FOTO DI © SILVIO MENCARELLI/SINTESI

Commento di Fra Marcello Buscemi e Suor Cristiana Scandura

Sabato della XXVI settimana del Tempo Ordinario

Letture: Gb 42,1-3.5-6.12-16; Sal 118; Lc 10,17-24

Riflessione biblica

“Non rallegratevi perché i demòni si sottomettono a voi; rallegratevi piuttosto che i vostri nomi sono scritti nei cieli” (Lc 10,17-24). L’entusiasmo di aver partecipato ad un’esperienza apostolica è gratificante: ci si sente pieni di gioia, orgogliosi di essere stati strumenti di grazia nelle mani di Dio.
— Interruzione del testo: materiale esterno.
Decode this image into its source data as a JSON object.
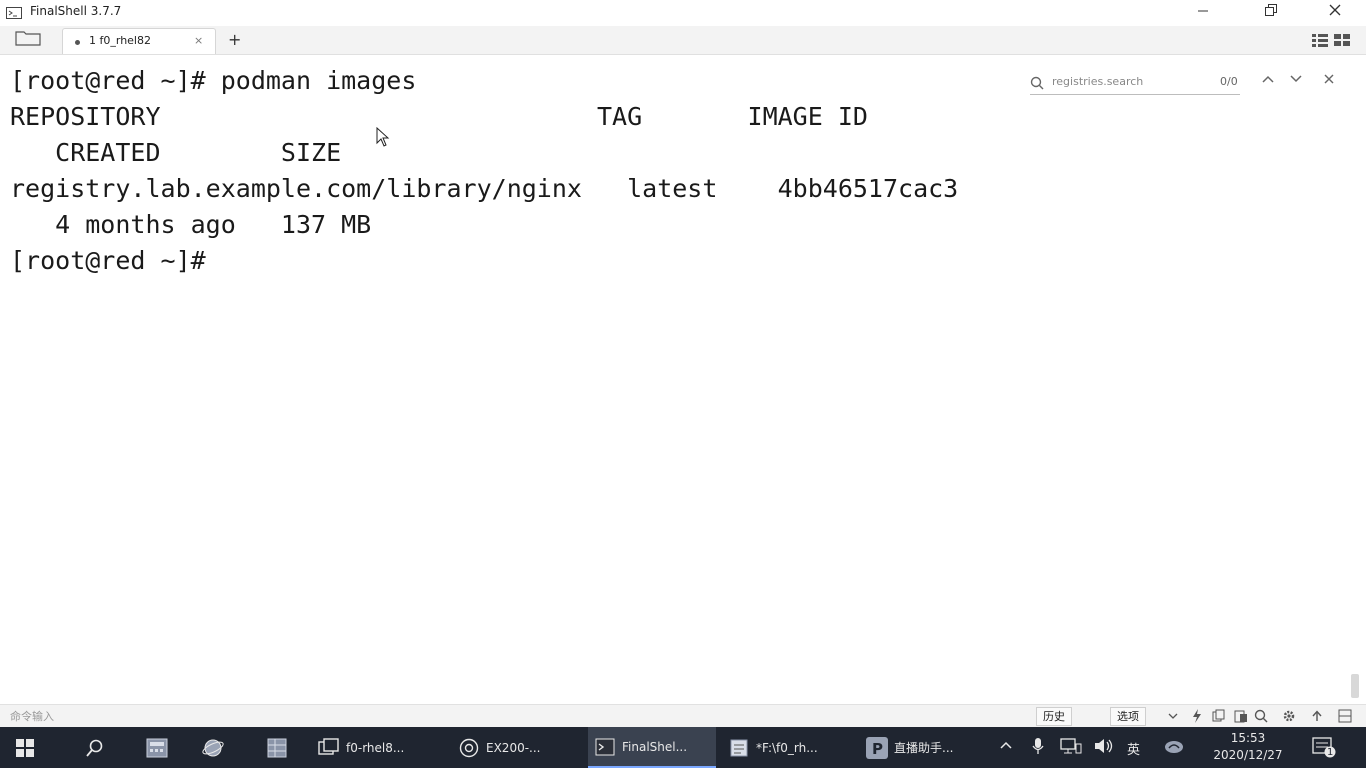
{
  "window": {
    "title": "FinalShell 3.7.7",
    "minimize_icon": "minimize-icon",
    "maximize_icon": "restore-icon",
    "close_icon": "close-icon"
  },
  "tabs": {
    "items": [
      {
        "label": "1  f0_rhel82",
        "active": true
      }
    ],
    "close_glyph": "×",
    "add_glyph": "+"
  },
  "terminal": {
    "lines": [
      "[root@red ~]# podman images",
      "REPOSITORY                             TAG       IMAGE ID",
      "   CREATED        SIZE",
      "registry.lab.example.com/library/nginx   latest    4bb46517cac3",
      "   4 months ago   137 MB",
      "[root@red ~]#"
    ],
    "search": {
      "placeholder": "registries.search",
      "count": "0/0"
    }
  },
  "command_bar": {
    "placeholder": "命令输入",
    "history_label": "历史",
    "options_label": "选项"
  },
  "taskbar": {
    "items": [
      {
        "label": "f0-rhel8..."
      },
      {
        "label": "EX200-..."
      },
      {
        "label": "FinalShel..."
      },
      {
        "label": "*F:\\f0_rh..."
      },
      {
        "label": "直播助手..."
      }
    ],
    "ime_label": "英",
    "notification_count": "1",
    "time": "15:53",
    "date": "2020/12/27"
  },
  "colors": {
    "terminal_bg": "#ffffff",
    "terminal_fg": "#1a1a1a",
    "taskbar_bg": "#1f2530",
    "accent": "#7aa7ff"
  }
}
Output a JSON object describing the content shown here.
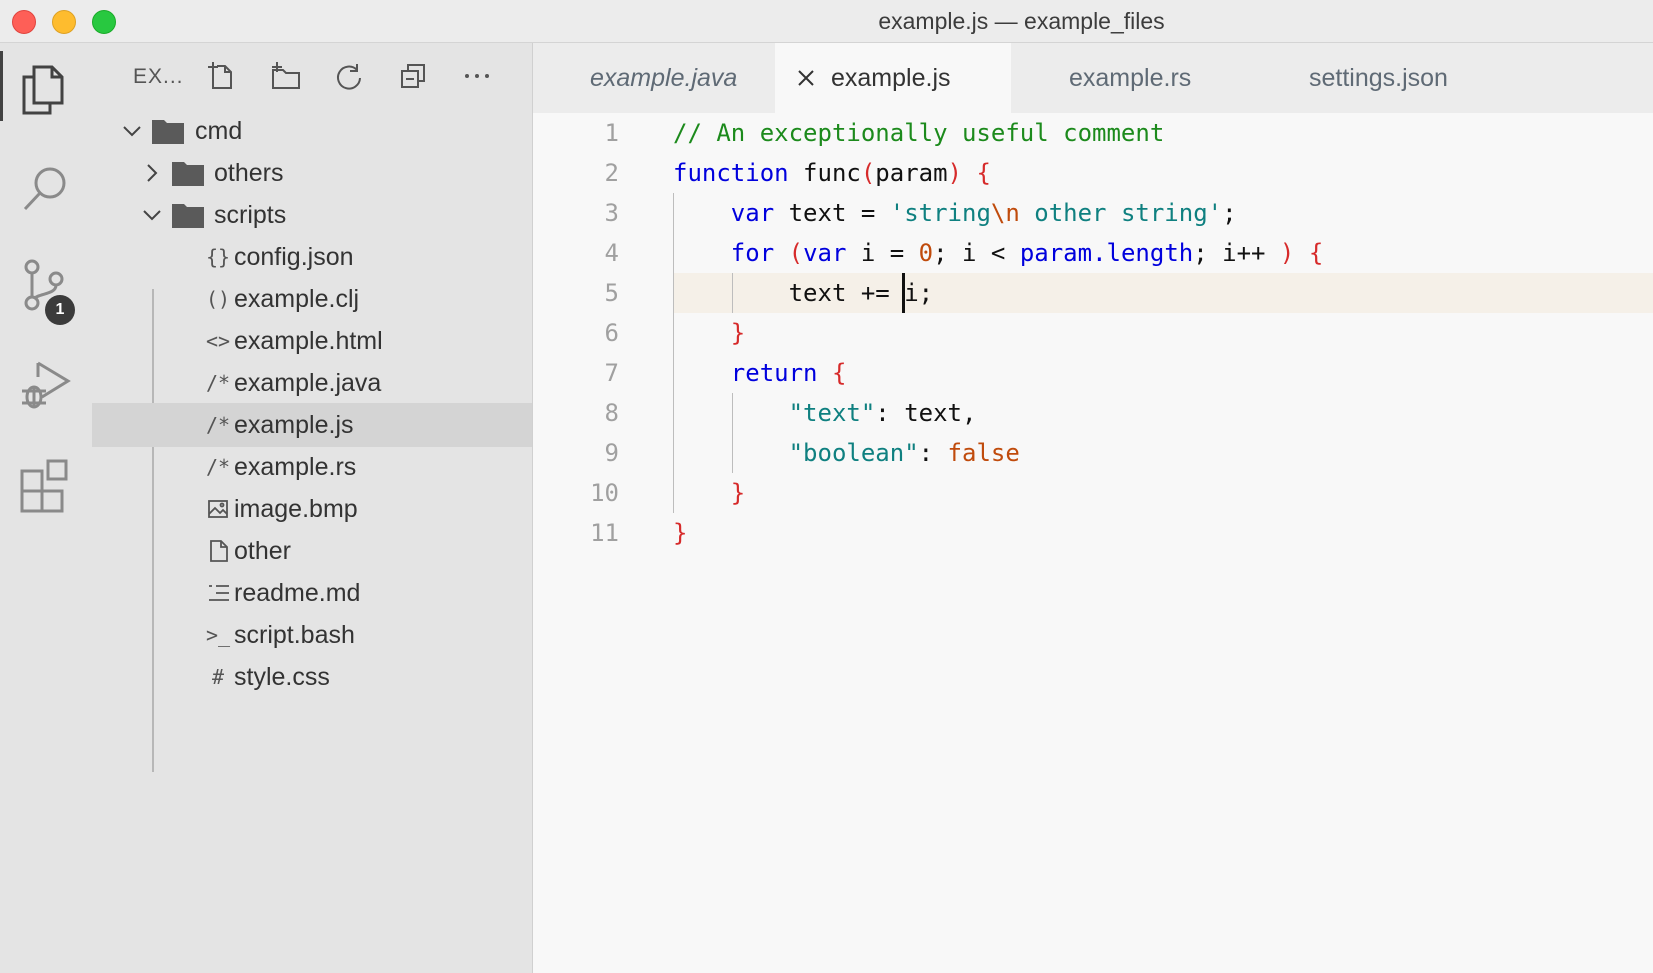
{
  "window": {
    "title": "example.js — example_files"
  },
  "activity_bar": {
    "items": [
      {
        "name": "explorer",
        "icon": "files-icon"
      },
      {
        "name": "search",
        "icon": "search-icon"
      },
      {
        "name": "source-control",
        "icon": "source-control-icon",
        "badge": "1"
      },
      {
        "name": "run-debug",
        "icon": "run-debug-icon"
      },
      {
        "name": "extensions",
        "icon": "extensions-icon"
      }
    ]
  },
  "sidebar": {
    "title": "EX...",
    "actions": [
      "new-file-icon",
      "new-folder-icon",
      "refresh-icon",
      "collapse-all-icon",
      "more-icon"
    ],
    "tree": [
      {
        "label": "cmd",
        "type": "folder",
        "expanded": true
      },
      {
        "label": "others",
        "type": "folder",
        "expanded": false
      },
      {
        "label": "scripts",
        "type": "folder",
        "expanded": true
      },
      {
        "label": "config.json",
        "glyph": "{}"
      },
      {
        "label": "example.clj",
        "glyph": "()"
      },
      {
        "label": "example.html",
        "glyph": "<>"
      },
      {
        "label": "example.java",
        "glyph": "/*"
      },
      {
        "label": "example.js",
        "glyph": "/*",
        "selected": true
      },
      {
        "label": "example.rs",
        "glyph": "/*"
      },
      {
        "label": "image.bmp",
        "glyph": "image-icon"
      },
      {
        "label": "other",
        "glyph": "file-icon"
      },
      {
        "label": "readme.md",
        "glyph": "list-icon"
      },
      {
        "label": "script.bash",
        "glyph": ">_"
      },
      {
        "label": "style.css",
        "glyph": "#"
      }
    ]
  },
  "tabs": [
    {
      "label": "example.java",
      "state": "preview"
    },
    {
      "label": "example.js",
      "state": "active"
    },
    {
      "label": "example.rs",
      "state": "inactive"
    },
    {
      "label": "settings.json",
      "state": "inactive"
    }
  ],
  "editor": {
    "line_numbers": [
      "1",
      "2",
      "3",
      "4",
      "5",
      "6",
      "7",
      "8",
      "9",
      "10",
      "11"
    ],
    "current_line": 5,
    "lines": [
      "// An exceptionally useful comment",
      "function func(param) {",
      "    var text = 'string\\n other string';",
      "    for (var i = 0; i < param.length; i++ ) {",
      "        text += i;",
      "    }",
      "    return {",
      "        \"text\": text,",
      "        \"boolean\": false",
      "    }",
      "}"
    ]
  },
  "colors": {
    "comment": "#1c8a1c",
    "keyword": "#0000dd",
    "string": "#0f8080",
    "number": "#c04b0c",
    "bracket": "#d62a2a"
  }
}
Il richiamo di Gesù non vuole spegnere tale l’entusiasmo, anzi lo stimola: “Sono venuto a gettare fuoco sulla terra, e quanto vorrei che fosse già acceso!” (Lc 12,9). È il fuoco dello Spirito, anima di ogni apostolato, che annuncia Gesù e la sua salvezza. Se tale “fuoco di amore” si accende nel nostro cuore “non viviamo più per noi stessi, ma per colui che è morto e risorto per noi” (2Cor 5,15), ci lasceremo trasformare dal suo Spirito, fuoco divino sceso a Pentecoste sui discepoli di Gesù (At 2,2-4). L’avvertimento di Gesù ha di mira solo quel sottile inganno egoistico, misto di vanità e di superbia, che può sorgere nel cuore: sentimento di potenza che ci fa attribuire alle nostre capacità la salvezza donata ai fratelli: “Io ho piantato, Apollo ha irrigato, ma è Dio che fa crescere. Sicché, né chi pianta né chi irriga vale qualcosa, ma solo Dio che fa crescere. …. Siamo collaboratori di Dio, e voi siete campo di Dio, edificio di Dio” (1Cor 3,6-9). La nostra gioia deve essere quella di Gesù: “esultare di gioia nello Spirito Santo”. Per mezzo di lui, la parola di Dio realizza il progetto di amore del Padre: cambia i cuori, ci libera dalla potenza di Satana e ci fa produrre il frutto dell’amore, che è gioia, pace e pazienza per tutti, ma anche dominio di noi stessi (Gal 5,22). La gioia del cristiano sta proprio nell’essere in comunione con Dio e nel porre Gesù come fondamento della vita spirituale e del nostro apostolato: “Nessuno può porre un fondamento diverso da quello che già vi si trova, che è Gesù Cristo” (1Cor 3,11-13). Operiamo nell’umiltà e nella sapienza dello Spirito, che ci insegnerà le vie per portare fede e amore nel cuore degli uomini.

Lettura esistenziale

“Non rallegratevi però perché i demòni si sottomettono a voi; rallegratevi piuttosto perché i vostri nomi sono scritti nei cieli” (Lc 10, 20). Il nome è parte essenziale di noi stessi ed esprime la nostra identità. Nel libro del profeta Isaia leggiamo: “Non temere, io ti ho chiamato per nome. Tu mi appartieni” (Is 43,1). Com’è bello sapere che Dio ci conosce, ci chiama per nome e ci invita ad ascoltarlo quando ci parla. Il fatto che Dio ci chiami per nome manifesta che nessuno di noi ai Suoi occhi è uno tra i tanti, al contrario per Dio ogni persona è unica ed Egli instaura con ciascuno una relazione individuale. Quando Gesù Risorto pronuncia con tanto amore il nome di Maria Maddalena, questa si sente rigenerata e guarita dalle sue lacerazioni interiori e diventa una persona nuova. “Quando pensi al tuo nome, immagina che Gesù in questo momento ti stia chiamando. Gesù rigenera anche te quando pronuncia il tuo nome. Si rivolge a te, rivolge a te il suo sguardo. La sua voce e il suo sguardo ti trasformano nell’immagine unica che Dio ha di te, nell’immagine bella e nuova che rispecchia la gloria di Dio in modo puro. Quando Egli pronuncia il tuo nome vuole dirti: “È bene che tu esista. È bene che tu sia qui. Puoi essere come sei. Sei unico. Io ti sostengo. Ti amo. Ora accettati a tua volta. Chiama te stesso con il tuo nome e ricolmalo di tutta la dolcezza di cui sei capace” (Anselm Grün).